K-Pac also realized that it could reduce energy costs by purchasing a system to help take the water load out of the air. With a dry loading dock, refrigeration coils operate more efficiently and defrost less frequently, reducing electrical power costs.

Trial Run Paves the Trail

K-Pac decided to take action. After speaking with Munters Corporation (Selma, TX) engineers about desiccant dehumidification for refrigeration plants, K-Pac requested an in-plant demonstration. "We ran the demonstration unit for three or four weeks in June and part of July [1999]," said Johns. "The Southern California Gas Company (SCGC) monitored the loading dock temperature and humidity during the demonstration and participated in the evaluation." Near the end of 1999, K-Pac managers approved a proposal for installation of a FreezAire F30, a FreezAire F10, and a gas-driven engine.

K-Pac hired Precision Refrigeration (Los Angeles) to install the FreezAire units. The job took about three days and went extremely smooth because of extensive preplanning, says Igor Cherdak, Precision Refrigeration's president. "We hadn't installed this system before, but it was pretty straightforward, there were no problems, and we were on schedule," he says.

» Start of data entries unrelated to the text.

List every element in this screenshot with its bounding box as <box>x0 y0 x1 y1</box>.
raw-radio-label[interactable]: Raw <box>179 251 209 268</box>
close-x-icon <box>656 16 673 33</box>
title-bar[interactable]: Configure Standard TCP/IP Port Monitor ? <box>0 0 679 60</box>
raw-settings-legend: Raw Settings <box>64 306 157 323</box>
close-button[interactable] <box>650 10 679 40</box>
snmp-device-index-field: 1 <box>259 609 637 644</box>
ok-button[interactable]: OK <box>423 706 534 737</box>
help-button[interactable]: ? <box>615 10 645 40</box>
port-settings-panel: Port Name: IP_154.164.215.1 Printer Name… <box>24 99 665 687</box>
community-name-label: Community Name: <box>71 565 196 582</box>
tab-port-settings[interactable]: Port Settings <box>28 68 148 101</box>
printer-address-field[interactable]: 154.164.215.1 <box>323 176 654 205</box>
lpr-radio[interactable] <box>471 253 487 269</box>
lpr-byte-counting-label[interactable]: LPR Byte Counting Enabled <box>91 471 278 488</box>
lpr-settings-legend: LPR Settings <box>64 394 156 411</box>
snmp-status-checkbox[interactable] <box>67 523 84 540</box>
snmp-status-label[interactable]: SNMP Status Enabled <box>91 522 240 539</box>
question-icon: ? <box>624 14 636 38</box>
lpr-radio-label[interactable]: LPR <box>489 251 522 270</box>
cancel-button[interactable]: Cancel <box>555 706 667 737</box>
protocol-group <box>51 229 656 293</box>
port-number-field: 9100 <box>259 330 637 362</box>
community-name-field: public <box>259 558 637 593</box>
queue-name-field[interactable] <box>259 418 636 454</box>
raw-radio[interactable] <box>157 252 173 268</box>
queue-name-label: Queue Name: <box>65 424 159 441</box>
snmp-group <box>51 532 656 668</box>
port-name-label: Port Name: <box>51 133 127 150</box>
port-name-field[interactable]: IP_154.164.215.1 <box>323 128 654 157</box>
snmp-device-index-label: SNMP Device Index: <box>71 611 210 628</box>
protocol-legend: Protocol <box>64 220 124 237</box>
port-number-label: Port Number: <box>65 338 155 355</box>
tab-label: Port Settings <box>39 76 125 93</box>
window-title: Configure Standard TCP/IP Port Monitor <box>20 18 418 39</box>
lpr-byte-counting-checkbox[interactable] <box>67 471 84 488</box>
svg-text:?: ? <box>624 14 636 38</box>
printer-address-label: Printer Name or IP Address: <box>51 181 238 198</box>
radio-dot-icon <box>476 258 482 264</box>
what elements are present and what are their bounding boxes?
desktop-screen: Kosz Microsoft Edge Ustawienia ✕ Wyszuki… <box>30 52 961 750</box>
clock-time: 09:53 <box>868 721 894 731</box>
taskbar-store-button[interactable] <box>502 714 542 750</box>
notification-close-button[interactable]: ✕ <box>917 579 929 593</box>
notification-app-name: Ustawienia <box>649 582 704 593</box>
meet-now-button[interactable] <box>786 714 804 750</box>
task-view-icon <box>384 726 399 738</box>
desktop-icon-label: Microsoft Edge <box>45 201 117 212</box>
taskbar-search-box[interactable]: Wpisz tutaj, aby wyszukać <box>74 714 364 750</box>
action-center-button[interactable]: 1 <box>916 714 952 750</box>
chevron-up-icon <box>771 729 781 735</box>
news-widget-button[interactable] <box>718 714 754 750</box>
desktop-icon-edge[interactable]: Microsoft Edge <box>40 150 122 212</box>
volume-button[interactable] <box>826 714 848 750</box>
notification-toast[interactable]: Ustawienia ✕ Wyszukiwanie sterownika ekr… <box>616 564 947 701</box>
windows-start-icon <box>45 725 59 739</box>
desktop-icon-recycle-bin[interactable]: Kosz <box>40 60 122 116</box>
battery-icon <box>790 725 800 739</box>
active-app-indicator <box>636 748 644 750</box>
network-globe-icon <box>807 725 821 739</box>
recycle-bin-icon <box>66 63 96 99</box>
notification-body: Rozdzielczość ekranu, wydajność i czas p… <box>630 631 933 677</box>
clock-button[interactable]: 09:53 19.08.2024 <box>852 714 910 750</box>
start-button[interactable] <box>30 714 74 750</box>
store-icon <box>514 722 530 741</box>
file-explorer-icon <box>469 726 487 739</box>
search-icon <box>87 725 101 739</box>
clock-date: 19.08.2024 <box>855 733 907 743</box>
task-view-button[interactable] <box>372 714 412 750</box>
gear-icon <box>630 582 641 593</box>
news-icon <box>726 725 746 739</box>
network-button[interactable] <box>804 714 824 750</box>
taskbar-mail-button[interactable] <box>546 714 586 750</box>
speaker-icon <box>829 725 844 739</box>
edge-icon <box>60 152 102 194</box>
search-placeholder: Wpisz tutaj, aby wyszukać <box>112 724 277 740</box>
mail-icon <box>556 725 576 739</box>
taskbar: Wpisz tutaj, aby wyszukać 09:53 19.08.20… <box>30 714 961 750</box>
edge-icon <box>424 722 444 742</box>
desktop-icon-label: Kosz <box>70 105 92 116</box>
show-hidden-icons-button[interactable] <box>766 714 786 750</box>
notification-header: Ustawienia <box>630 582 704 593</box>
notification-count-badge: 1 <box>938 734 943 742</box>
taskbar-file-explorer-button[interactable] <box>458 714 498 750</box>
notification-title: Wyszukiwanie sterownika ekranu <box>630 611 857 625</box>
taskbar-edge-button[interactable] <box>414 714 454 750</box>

In May 2000 the installation was complete. The F30 unit was mounted on the roof at the north end of the facility above the loading dock with a weathertight seal and thermal barrier and the F10 unit was installed on the smaller south dock of the facility.

The gas-driven engine passed Air Quality Management District testing and is close to being certified for operation. Once it is running, the jacketed water from the gas-driven engine will be used to heat water and to preheat the reactivated air of the F10 unit. When the hot water is available, it will reduce the load for the reactivation air gas burner and save energy.

Cool Benefits

According to Johns, the Munters dehumidifier is performing as planned. "We noticed the benefits of installing the FreezAire F30 system during the first week," said Johns. "Currently, the loading dock is maintained at 50 to 55¿ and the humidistat is set at 40% rh. The unit cycles on and off and keeps the rh between 40 to 50% by the freezer doors, right where we want it to be," he adds. By removing moisture from the air in loading dock areas and preventing humidity from condensing on floors or invading storage areas, the units have increased efficiency and safety of operations.

"The forklifts brake much better with dry floors and they run a little faster now," said Johns. "And icicles and snow no longer develop on the ceiling. In addition to providing a safer working environment for employees, the units have decreased truck loading and unloading times by keeping the loading dock dry, and improved product quality by preventing frost build-up through consistent temperatures," said Johns. "And there's less of a need to defrost because moisture is removed through desiccant attraction, rather than through condensation."

Steve Rawski, senior account executive for SCGC says that while data is still being analyzed, the system has without a doubt provided noticeable energy and cost savings. "The people in K-Pac Operations are of the perception that the system has saved them money, but we're probably still a few months from being able to quantify it," he says.

"We are very pleased with the performance of the Munters dehumidifiers," says Johns, adding that the company is considering adding another FreezAire unit to an uncontrolled loading dock on the other side of our building that's frequently opened during the week.